Joan Collins is still widely celebrated for her role as the 1980s super bitch Alexis Carrington in Dynasty. Less well known is the fact that, inspired by her frequent journeys on Concorde, she has developed a keen interest in aerophysics and gives occasional seminars on the subject at the University of Minnesota, where her doctoral thesis on the "shoulder pad" theory of air currents in the northern hemisphere is much admired.
Her friend Christopher Biggins, meanwhile, has capitalised on his notoriety for ubiquity. Famously once accused of being willing to turn up to the opening of an envelope, he has now launched his own stationery firm, Biggins & Bond, suppliers of oversize postal packaging and those tired jokes that go inside Christmas crackers.
Morph endured some lean years after Take Hart went off air, Wallace and Gromit's refusal to offer him a part in Chicken Run being a particularly bitter blow. But recent film roles - not least as Mark Wahlberg's prosthetic penis in Boogie Nights - are building him an underground reputation as a versatile stuntperson.
Since leaving ITN in 1991, Sir Alastair Burnet has decided to shuck off the old-fashioned, gentlemanly style he brought to the airwaves. He is now the leader of the Brighton & Hove chapter of the Hell's Angels, and takes great delight in having his followers rev their Harleys outside the nearby home of his fellow former Express editor, Derek Jameson.
After a hugely successful career lasting several centuries in his ancestral home of Transylvania, Michael Howard renounced the title of Count Dracula. But his new career as a surprisingly toothless leader of the Conservative Party has disappointed his many fans, who hope to see him return to his old ways in the near future, or before sunrise at any rate. His predecessor as Tory leader, Iain Duncan Smith, grew tired of his role as the most outstanding national joke since Screaming Lord Sutch, and is attempting to rebrand himself as an homme sérieux, with public-speaking engagements and his own think tank. This last one, sadly, is true.
All the right notes at Ronnie Scott's
News that the effervescent Sally Greene, head of Old Vic Productions, is going to enter into a business partnership with Ronnie Scott's to ensure its long-term future, is to be greeted gladly by all those fond of the Soho jazz club.

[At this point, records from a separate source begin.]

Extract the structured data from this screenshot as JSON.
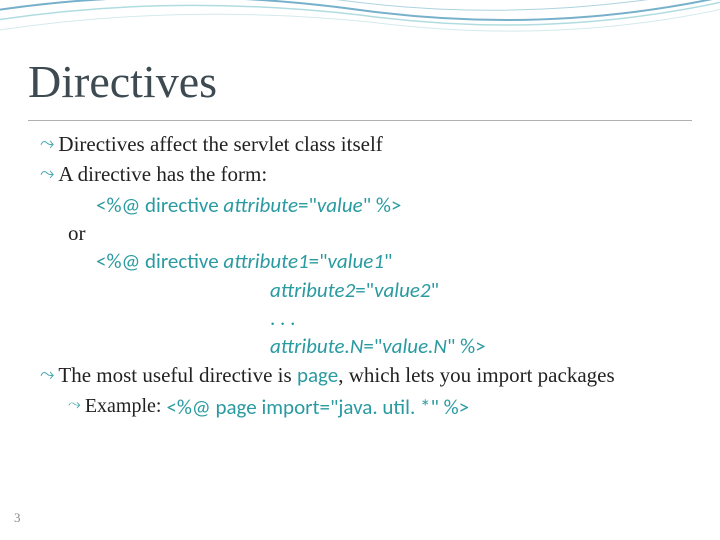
{
  "title": "Directives",
  "bullets": {
    "b1": "Directives affect the servlet class itself",
    "b2": "A directive has the form:",
    "code1_prefix": "<%@ directive ",
    "code1_attr": "attribute",
    "code1_eq": "=\"",
    "code1_val": "value",
    "code1_suffix": "\" %>",
    "or": "or",
    "code2_prefix": "<%@ directive ",
    "code2_attr1": "attribute1",
    "code2_eq": "=\"",
    "code2_val1": "value1",
    "code2_q": "\"",
    "code2_attr2": "attribute2",
    "code2_val2": "value2",
    "code2_dots": ". . .",
    "code2_attrN": "attribute.N",
    "code2_valN": "value.N",
    "code2_end": "\" %>",
    "b3_pre": "The most useful directive is ",
    "b3_code": "page",
    "b3_post": ", which lets you import packages",
    "ex_label": "Example:  ",
    "ex_code": "<%@ page import=\"java. util. *\" %>"
  },
  "pageNumber": "3"
}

Whatever the deficiencies in the food (Ronnie advised against eating it when he was still alive) or the wine list, it remains the most important jazz club in Britain, if not in Europe. You only have to step inside and glance at all the photos of musicians who have performed there - Thelonious Monk pounding the keyboard, Roy Ayers with his vibes mallets flying - to feel the place's history.
The great American saxophonist Sonny Rollins would agree. When in residence there, he was asked to write the soundtrack to Alfie (which he did - it's only the title tune that's by Burt Bacharach). So one night, after his set had finished, Rollins told the club managers to lock up and leave him in there. By morning, he'd written the entire score. You could feel the music seeping out of the walls, he said later.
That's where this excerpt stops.